To start, Glenn took a look at the gigantic heated tents that were erected on the South Lawn:
“That's a state dinner and you expect a state different to be nice,” Pat explained. “You expect it to be elegant.”
But this tent takes ‘elegant’ to a whole new level.
“This amazes me. Look at this tent. This is not a tent,” Glenn said exasperatedly. “I've been to people's weddings, who have a billion dollars. Okay? I've seen what a billionaire does for their daughter's wedding. It ain't that.”
The place setting were just as ornate:
“Go back to that picture. Look at the place setting,” Glenn said. “Look at the embossed napkins with the presidential seal. Look at the menus. Look at the place cards. Look how thick that place card is. That is absolutely highest quality elite… They're on mirrored tables. They each have, what is it, three glasses in front of each plate.”
First Lady Michelle Obama chose to wear a $12,000 Carolina Herrera ball gown to the event with a voluminous blue skirt and lace overlay.
“Here's the First Lady.

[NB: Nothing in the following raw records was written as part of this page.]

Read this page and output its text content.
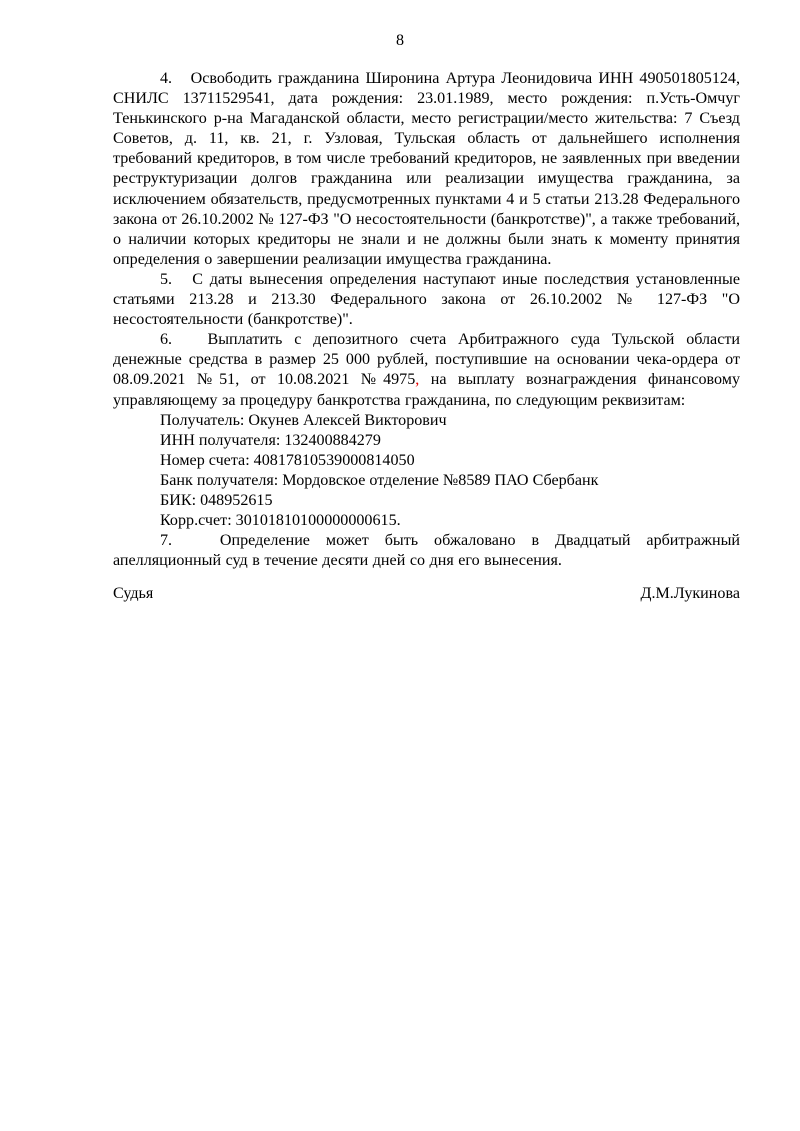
8

4.   Освободить гражданина Широнина Артура Леонидовича ИНН 490501805124, СНИЛС 13711529541, дата рождения: 23.01.1989, место рождения: п.Усть-Омчуг Тенькинского р-на Магаданской области, место регистрации/место жительства: 7 Съезд Советов, д. 11, кв. 21, г. Узловая, Тульская область от дальнейшего исполнения требований кредиторов, в том числе требований кредиторов, не заявленных при введении реструктуризации долгов гражданина или реализации имущества гражданина, за исключением обязательств, предусмотренных пунктами 4 и 5 статьи 213.28 Федерального закона от 26.10.2002 № 127-ФЗ "О несостоятельности (банкротстве)", а также требований, о наличии которых кредиторы не знали и не должны были знать к моменту принятия определения о завершении реализации имущества гражданина.

5.   С даты вынесения определения наступают иные последствия установленные статьями 213.28 и 213.30 Федерального закона от 26.10.2002 № 127-ФЗ "О несостоятельности (банкротстве)".

6.   Выплатить с депозитного счета Арбитражного суда Тульской области денежные средства в размер 25 000 рублей, поступившие на основании чека-ордера от 08.09.2021 №51, от 10.08.2021 №4975, на выплату вознаграждения финансовому управляющему за процедуру банкротства гражданина, по следующим реквизитам:

Получатель: Окунев Алексей Викторович
ИНН получателя: 132400884279
Номер счета: 40817810539000814050
Банк получателя: Мордовское отделение №8589 ПАО Сбербанк
БИК: 048952615
Корр.счет: 30101810100000000615.

7.   Определение может быть обжаловано в Двадцатый арбитражный апелляционный суд в течение десяти дней со дня его вынесения.

Судья	Д.М.Лукинова
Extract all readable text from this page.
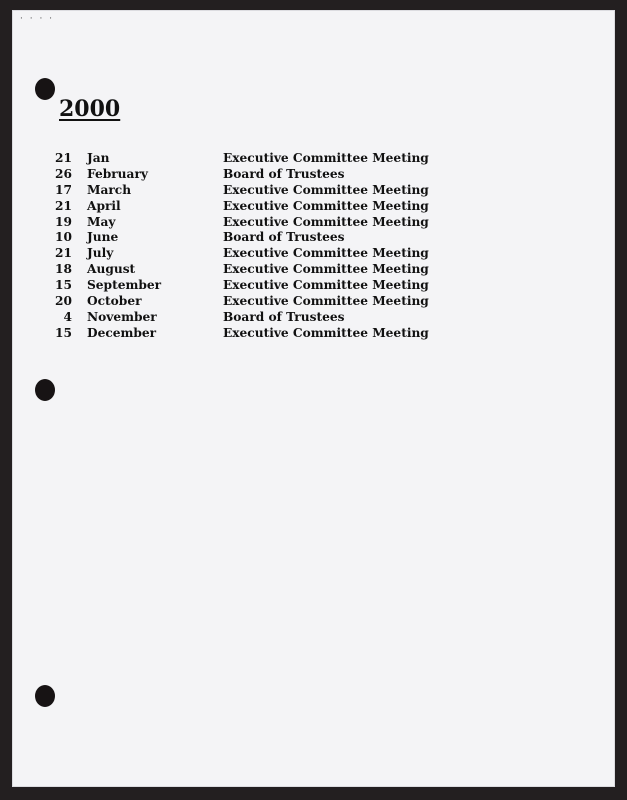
· · · ·
2000
21	Jan	Executive Committee Meeting
26	February	Board of Trustees
17	March	Executive Committee Meeting
21	April	Executive Committee Meeting
19	May	Executive Committee Meeting
10	June	Board of Trustees
21	July	Executive Committee Meeting
18	August	Executive Committee Meeting
15	September	Executive Committee Meeting
20	October	Executive Committee Meeting
4	November	Board of Trustees
15	December	Executive Committee Meeting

She's in a very nice simple $12,000 dress. Now, I don't begrudge anyone. You want to spend $12,000, $100,000, I don't care how much you spend on your dress. I don't care,” Glenn said. “But don't tell me that you're ‘one of the people’. Don't tell me that you are a fighter for income inequality and you don't like the evil rich people… I know how much I make, and I know how much the president makes. I know that if my wife would come home and say, ‘Hey, honey, I just bought this $12,000 dress,’ I would have a coronary.”
Opulent state dinners are nothing knew, but for a White House that prides itself on fighting income inequality and deriding the rich the optics of such an over-the-top display are not good. But, as Glenn explained, the media is nowhere to be found. The pictures from the evening aren’t making news and the menu was widely heralded in the lead up to the event.
“Where are [these photos] on television? I've been watching TV all day. They're not on television. Nobody is even talking about the damn trolleys that you paid for,” Glenn said exasperatedly. “This is a press that is dead.”